Bugün, uzun bir caddede yürüdüm; zambakları, ortancaları olan bir caddeydi.

Caddenin sonunda deniz gözüküyordu. Yürüdüm ve deniz kenarına vardım. Oturdum bir tabureye, çay söyledim fincanda.

Denizi izlemeye başladım; durgundu, sanki hırçınlığını almışlar gibiydi. Gün, karşıdaki iki dağın arasından batıyordu.

Bakıyordum; ufuğu aradım epeyce bir süre, ama bulamadım.

Düşündüm. Düşündükçe ufuğun ortaya çıkacağını “düşündüm.”

Aklıma, düşünürken, geçen günlerde anneme ne kadar kızdığım; babamın düşüncelerini ne kadar garip bulduğum; kardeşime kurduğum cümleler geldi.

İçine düştüm tüm bu olanların.

Düşüncelerim, denizin kıyısındaki falezlere çarpar gibi zihnimde yankılandı; oradan da başkalarının yüklerine sürüklendim.

Arkadaşımın, ne kadar zorlukla hayatta kalmaya çalıştığı, nelerden fedakârlık yaptığı geldi aklıma.

Onun yerinde olmak istedim.

Borcum vardı; insanlara gülme borcum da vardı.

Kitap okumak istedim, tam bunlar olurken. Kitapta bir dizede şu sözleri okudum:

“Küsmek ve tartışmak için bahaneler aramak yerine, sevmek ve sevilmek için çareler arayın.”

Bu sözlerin üzerinde dururken, cümlenin gerçekliği ile yaşanmışlığı arasında kaldım.

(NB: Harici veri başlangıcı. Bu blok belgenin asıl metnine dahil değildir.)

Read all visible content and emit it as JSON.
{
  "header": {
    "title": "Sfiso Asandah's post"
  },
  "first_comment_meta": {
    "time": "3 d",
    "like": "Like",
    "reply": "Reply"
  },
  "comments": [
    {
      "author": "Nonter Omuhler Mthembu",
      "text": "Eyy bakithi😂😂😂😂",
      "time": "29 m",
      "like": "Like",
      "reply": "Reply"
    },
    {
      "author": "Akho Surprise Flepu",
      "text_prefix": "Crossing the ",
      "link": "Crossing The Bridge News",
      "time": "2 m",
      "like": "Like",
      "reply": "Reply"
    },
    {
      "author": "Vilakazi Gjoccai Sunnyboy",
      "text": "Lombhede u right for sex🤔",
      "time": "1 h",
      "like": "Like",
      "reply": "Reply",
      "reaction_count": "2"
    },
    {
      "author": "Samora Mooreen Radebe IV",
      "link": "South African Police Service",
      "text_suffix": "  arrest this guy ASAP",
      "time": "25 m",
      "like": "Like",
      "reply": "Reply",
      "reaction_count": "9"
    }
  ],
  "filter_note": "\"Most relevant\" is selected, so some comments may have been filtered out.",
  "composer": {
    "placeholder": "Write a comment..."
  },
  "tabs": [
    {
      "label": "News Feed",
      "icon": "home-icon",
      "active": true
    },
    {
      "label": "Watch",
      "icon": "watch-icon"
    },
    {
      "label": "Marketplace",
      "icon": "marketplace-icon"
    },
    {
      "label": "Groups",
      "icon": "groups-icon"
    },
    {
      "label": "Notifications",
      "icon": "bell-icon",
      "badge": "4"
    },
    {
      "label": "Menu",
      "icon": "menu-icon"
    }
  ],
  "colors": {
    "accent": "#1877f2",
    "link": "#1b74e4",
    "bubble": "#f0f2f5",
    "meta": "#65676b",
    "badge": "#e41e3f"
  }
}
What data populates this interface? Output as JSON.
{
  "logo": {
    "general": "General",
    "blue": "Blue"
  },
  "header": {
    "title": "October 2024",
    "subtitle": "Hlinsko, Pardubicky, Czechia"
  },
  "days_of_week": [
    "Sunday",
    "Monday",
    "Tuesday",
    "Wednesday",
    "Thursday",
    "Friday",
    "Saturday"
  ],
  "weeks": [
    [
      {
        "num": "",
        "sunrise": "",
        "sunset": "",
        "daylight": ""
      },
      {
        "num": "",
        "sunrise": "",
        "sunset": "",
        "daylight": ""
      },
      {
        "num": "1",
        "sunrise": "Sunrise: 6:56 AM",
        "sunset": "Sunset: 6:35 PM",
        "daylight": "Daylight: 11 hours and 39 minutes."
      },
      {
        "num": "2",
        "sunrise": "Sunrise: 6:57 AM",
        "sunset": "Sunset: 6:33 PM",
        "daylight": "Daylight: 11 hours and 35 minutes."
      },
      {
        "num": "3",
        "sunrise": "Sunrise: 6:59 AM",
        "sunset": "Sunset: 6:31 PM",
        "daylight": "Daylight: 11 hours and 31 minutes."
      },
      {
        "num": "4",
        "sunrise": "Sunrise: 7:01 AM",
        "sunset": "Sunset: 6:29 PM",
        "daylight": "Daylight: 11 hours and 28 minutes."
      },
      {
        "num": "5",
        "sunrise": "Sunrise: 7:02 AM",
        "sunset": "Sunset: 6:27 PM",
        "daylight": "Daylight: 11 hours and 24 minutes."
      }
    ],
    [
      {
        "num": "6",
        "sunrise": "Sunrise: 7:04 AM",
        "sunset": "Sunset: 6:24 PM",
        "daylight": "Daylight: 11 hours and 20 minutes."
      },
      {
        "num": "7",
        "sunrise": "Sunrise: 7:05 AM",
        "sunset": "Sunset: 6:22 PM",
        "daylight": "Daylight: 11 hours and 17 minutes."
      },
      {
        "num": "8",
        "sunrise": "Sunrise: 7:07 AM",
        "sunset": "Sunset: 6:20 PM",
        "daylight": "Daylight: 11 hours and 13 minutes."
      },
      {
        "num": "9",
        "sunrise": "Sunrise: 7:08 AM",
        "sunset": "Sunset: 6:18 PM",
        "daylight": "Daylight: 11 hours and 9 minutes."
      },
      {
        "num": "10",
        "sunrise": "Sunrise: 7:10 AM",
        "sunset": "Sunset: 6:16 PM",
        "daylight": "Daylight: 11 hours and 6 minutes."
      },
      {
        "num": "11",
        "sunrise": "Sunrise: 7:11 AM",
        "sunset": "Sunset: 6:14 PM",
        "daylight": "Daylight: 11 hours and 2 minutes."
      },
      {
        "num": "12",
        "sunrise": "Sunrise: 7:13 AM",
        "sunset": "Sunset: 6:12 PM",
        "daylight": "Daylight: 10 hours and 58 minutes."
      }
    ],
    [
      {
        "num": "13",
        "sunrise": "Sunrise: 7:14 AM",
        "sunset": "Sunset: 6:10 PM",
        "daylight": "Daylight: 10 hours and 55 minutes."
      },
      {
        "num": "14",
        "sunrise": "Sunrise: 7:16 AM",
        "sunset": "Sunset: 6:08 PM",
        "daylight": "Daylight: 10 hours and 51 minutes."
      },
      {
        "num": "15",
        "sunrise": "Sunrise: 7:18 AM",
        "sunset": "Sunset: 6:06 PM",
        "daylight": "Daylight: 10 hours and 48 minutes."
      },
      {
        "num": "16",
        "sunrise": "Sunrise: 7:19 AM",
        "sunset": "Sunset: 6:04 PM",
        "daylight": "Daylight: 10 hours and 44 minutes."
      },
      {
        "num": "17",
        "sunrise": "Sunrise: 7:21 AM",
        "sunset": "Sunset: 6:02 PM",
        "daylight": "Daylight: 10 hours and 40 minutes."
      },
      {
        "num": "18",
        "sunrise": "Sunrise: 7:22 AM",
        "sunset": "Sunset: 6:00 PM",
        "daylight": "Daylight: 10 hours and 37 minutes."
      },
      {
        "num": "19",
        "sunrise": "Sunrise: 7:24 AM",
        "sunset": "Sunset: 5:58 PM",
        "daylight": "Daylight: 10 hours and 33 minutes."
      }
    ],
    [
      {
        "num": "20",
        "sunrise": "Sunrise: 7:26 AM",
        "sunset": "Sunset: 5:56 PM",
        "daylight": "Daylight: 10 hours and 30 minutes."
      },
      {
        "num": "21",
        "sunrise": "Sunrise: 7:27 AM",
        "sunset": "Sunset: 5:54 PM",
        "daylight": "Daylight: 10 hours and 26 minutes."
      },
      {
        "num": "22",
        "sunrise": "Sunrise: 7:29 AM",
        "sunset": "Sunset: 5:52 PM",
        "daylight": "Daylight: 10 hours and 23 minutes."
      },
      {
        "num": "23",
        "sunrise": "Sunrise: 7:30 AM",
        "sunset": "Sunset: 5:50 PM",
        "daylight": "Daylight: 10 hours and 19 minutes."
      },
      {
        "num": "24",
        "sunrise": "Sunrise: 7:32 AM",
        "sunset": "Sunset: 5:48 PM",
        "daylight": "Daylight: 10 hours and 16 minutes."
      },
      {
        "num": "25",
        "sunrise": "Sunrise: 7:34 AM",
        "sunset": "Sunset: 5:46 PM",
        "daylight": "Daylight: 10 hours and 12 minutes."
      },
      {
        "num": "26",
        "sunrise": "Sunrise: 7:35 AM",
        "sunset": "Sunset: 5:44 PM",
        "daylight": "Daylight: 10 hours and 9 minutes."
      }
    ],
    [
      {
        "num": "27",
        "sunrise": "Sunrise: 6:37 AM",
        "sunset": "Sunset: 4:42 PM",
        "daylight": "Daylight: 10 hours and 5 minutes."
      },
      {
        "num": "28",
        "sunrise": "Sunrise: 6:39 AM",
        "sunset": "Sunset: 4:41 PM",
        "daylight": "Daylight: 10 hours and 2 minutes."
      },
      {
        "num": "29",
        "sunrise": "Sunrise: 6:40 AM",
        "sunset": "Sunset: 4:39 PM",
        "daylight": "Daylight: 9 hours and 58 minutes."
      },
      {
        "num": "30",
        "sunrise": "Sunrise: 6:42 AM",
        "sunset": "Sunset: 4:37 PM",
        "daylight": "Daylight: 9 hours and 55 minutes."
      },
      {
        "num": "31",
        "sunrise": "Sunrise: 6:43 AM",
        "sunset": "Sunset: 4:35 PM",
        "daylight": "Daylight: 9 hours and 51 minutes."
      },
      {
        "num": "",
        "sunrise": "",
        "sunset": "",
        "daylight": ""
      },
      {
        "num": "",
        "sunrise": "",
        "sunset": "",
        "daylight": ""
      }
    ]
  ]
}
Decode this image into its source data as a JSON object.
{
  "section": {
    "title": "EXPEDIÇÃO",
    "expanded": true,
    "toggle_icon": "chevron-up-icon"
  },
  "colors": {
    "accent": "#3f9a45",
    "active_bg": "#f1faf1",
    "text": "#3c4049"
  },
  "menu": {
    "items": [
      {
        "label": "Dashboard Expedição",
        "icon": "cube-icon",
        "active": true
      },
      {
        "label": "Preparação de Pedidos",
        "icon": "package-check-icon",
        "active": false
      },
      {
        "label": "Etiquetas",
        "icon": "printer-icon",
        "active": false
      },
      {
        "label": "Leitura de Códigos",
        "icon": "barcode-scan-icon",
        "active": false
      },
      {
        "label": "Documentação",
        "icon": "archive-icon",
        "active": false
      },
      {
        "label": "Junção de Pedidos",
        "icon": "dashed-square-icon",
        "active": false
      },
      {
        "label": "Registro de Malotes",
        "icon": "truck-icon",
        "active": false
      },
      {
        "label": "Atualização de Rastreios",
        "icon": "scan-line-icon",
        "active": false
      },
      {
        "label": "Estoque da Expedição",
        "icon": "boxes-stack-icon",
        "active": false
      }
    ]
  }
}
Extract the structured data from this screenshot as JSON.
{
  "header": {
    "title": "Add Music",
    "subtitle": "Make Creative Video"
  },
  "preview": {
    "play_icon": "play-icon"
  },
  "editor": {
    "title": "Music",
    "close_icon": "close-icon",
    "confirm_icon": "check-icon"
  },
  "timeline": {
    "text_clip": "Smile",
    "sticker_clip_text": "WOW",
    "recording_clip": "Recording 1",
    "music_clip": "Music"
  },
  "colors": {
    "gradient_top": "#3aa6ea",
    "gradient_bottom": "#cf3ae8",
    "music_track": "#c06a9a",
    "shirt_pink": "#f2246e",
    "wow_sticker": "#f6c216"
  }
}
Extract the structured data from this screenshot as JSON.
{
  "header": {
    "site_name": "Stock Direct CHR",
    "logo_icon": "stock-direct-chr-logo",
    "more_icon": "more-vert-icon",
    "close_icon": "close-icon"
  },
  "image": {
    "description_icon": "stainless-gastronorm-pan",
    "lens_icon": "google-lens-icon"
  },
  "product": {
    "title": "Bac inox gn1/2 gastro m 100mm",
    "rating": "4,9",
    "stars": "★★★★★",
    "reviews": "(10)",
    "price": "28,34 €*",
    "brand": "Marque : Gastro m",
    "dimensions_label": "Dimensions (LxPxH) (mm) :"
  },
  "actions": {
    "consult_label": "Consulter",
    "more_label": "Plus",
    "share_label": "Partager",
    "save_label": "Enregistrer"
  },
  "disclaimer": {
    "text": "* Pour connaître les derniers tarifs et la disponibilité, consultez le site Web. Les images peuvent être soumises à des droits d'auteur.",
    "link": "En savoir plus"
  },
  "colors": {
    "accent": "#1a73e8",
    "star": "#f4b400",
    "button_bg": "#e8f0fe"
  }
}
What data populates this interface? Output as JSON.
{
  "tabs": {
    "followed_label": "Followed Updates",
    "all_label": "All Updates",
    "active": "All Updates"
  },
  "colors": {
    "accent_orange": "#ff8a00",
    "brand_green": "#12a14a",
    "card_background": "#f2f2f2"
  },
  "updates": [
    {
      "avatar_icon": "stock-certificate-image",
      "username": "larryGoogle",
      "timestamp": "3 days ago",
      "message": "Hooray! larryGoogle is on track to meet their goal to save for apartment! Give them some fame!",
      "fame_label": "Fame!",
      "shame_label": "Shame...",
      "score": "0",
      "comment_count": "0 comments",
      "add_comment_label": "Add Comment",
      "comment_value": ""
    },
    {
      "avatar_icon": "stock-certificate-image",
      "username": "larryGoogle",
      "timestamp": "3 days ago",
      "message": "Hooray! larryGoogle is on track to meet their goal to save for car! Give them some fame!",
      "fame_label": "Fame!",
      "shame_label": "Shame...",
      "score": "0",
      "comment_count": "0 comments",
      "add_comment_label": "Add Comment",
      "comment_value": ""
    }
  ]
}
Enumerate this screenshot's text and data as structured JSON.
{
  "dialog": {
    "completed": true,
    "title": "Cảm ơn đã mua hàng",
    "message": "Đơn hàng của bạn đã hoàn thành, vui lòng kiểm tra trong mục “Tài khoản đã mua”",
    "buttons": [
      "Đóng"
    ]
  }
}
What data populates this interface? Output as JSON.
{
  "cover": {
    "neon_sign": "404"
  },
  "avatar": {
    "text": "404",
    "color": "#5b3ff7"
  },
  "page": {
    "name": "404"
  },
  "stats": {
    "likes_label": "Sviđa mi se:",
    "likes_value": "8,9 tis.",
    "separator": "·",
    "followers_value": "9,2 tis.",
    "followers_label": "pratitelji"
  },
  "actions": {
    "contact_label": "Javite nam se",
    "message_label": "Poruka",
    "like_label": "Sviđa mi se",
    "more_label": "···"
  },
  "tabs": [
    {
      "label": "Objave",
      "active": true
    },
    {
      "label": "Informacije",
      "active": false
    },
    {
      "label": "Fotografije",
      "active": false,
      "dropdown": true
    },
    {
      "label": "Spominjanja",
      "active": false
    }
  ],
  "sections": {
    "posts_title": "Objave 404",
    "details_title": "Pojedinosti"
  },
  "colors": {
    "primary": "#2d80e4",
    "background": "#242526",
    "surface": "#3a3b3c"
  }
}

Asla birbirini affedemeyen, affetmeyen; ne olursa olsun iki kelâm laf dinleyemeyen insanlar…

Olanları affetmek için, azıcık bile çabalamayanlar geldi aklıma.

Düşündükçe derinleştim, derinleştikçe günün battığını bile unutmuş olmalıyım.

Her yer karanlık olmuş.

Ufuğu gördüm sonunda; düşündükçe fark edeceğimi biliyordum ama…

Garipti. Beklediğim gibi değildi.

“Düşünen ufuğa varır, manzarayı beğeneceğini sanır;

ama gördüğü hiçbir zaman o uzun, güzel güneş ışığı değildir.

Gördüğü, aslında hep görmekten kaçtıklarıdır.”